The artist Kara Walker had a surprise cameo today in Clifford Owens’s last performance in his exhibition “Anthology” at MoMA PS1. It was a resolution, it seemed, of what began unfolding last week when Mr. Owens made known to Gallerist in an interview his intention to force a sex act on an audience member during his last performance in accordance with a set of instructions Ms. Walker had given to him to enact. Yet, while Ms. Walker had supplied the instructions, or a “score” as Mr. Owens calls them (as did 27 other artists) she had no idea, we learned from her in an email, that he planned to take her instructions so literally for this performance, instructions which read, in part, “Force them against a wall and demand Sex.” As a result, she called off her involvement with the performance. Thus, when the door opened today and Ms. Walker appeared and walked slowly toward Mr. Owens, the performance, we knew, had taken a turn no one could have expected.
“Perhaps they are wondering what they will do or how they will react if they are chosen,” Ms. Walker said in her opening remarks, a show of empathy with the audience, many of whom, she added, may have read Gallerist’s article or heard about what Mr. Owens planned to do in this performance. She explained that she first heard of his intentions to force a sex act on an audience member in the article we published on March 8. She then told the audience what they could expect: Mr. Owens would say things like “I’m going to fuck your brains out,” and “You know you want it, baby” and “This is what you think I am, just a nigger toy.”
And while Mr. Owens performed the score similar to the way he had in previous performances, by walking around the room selecting audience members to move in on and kiss or grope, this time he seemed inhibited, somewhat emasculated, as Ms. Walker remained in the center of the room with him, as if on sentry duty, diffusing his machismo, at times kneeling and watching him as if ensuring that Mr. Owens didn’t force someone to engage in a sex act.

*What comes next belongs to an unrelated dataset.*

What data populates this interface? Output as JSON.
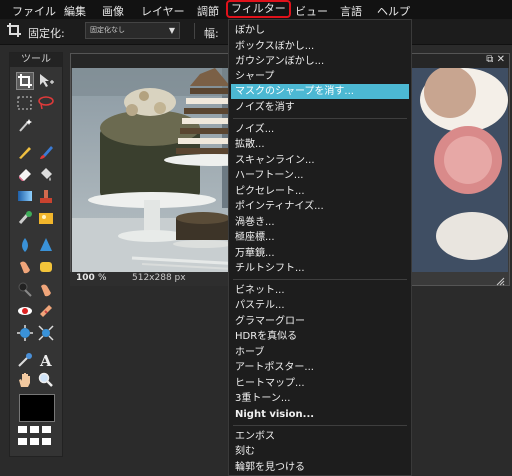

At other times, with an angry expression that felt very real, as if she didn’t want to be part of this, she challenged him with questions like “Why did you ask me to do this?” and “Why did you put me in this situation?” He would talk to her—”Kara, I need your help,” or respond, as if to the audience, “Why did you come here? What do you want from me?” or speak in soliloquy as he marched around with a glimmer of his normal cocksure attitude, “This ain’t nothing but a high tech lynching.” Mr. Owens and Ms. Walker would walk in a circle engaged in a kind of war of words.
“Do you want this cock in your mouth?” Mr. Owens said to the crowd at one point.
“Yeah,” a young white woman with blonde hair responded. She was in shorts and red lace-up shoes.
“Do you want it?” he said.
“Certainly,” she responded and smiled. He moved in but did not follow through on her suggestiveness taking her casualness as a rebuff. Later, the blonde woman told Gallerist “I was only responding the way I thought the script called for me to act.” She said she didn’t fear anything would happen to her.
That was the trade-off. While people seemed to feel somewhat entertained and comfortable rather than challenged by Mr. Owens, a comfort and complacency he had aimed to transcend during this final performance, the presence of Ms. Walker forced him to cede some control to her, as a compromise, it seemed, over how the performance would be carried out. And it was clear she was not up for anyone having a sex act performed on them involuntarily on her account, being that she maintains she has responsibility in the creation of “this evil scenario,” as she told us in her email. “The difference is,” she wrote, “my proposal exists as a slip of paper, a planted idea—the performer reserves the right to simply not do it.”
She was stepping in, it seemed, to prevent Mr. Owens from reserving the right to take action.
Yet, while the performance was scaled back, devoid of the kissing and groping that have become standard behavior for Mr. Owens in his performance of this score, Ms. Walker’s appearance made the event unique in a different sense.
“That was Kara Walker’s first live performance,” Mr. Owens said to the crowd. “We’re making all kinds of history, baby.”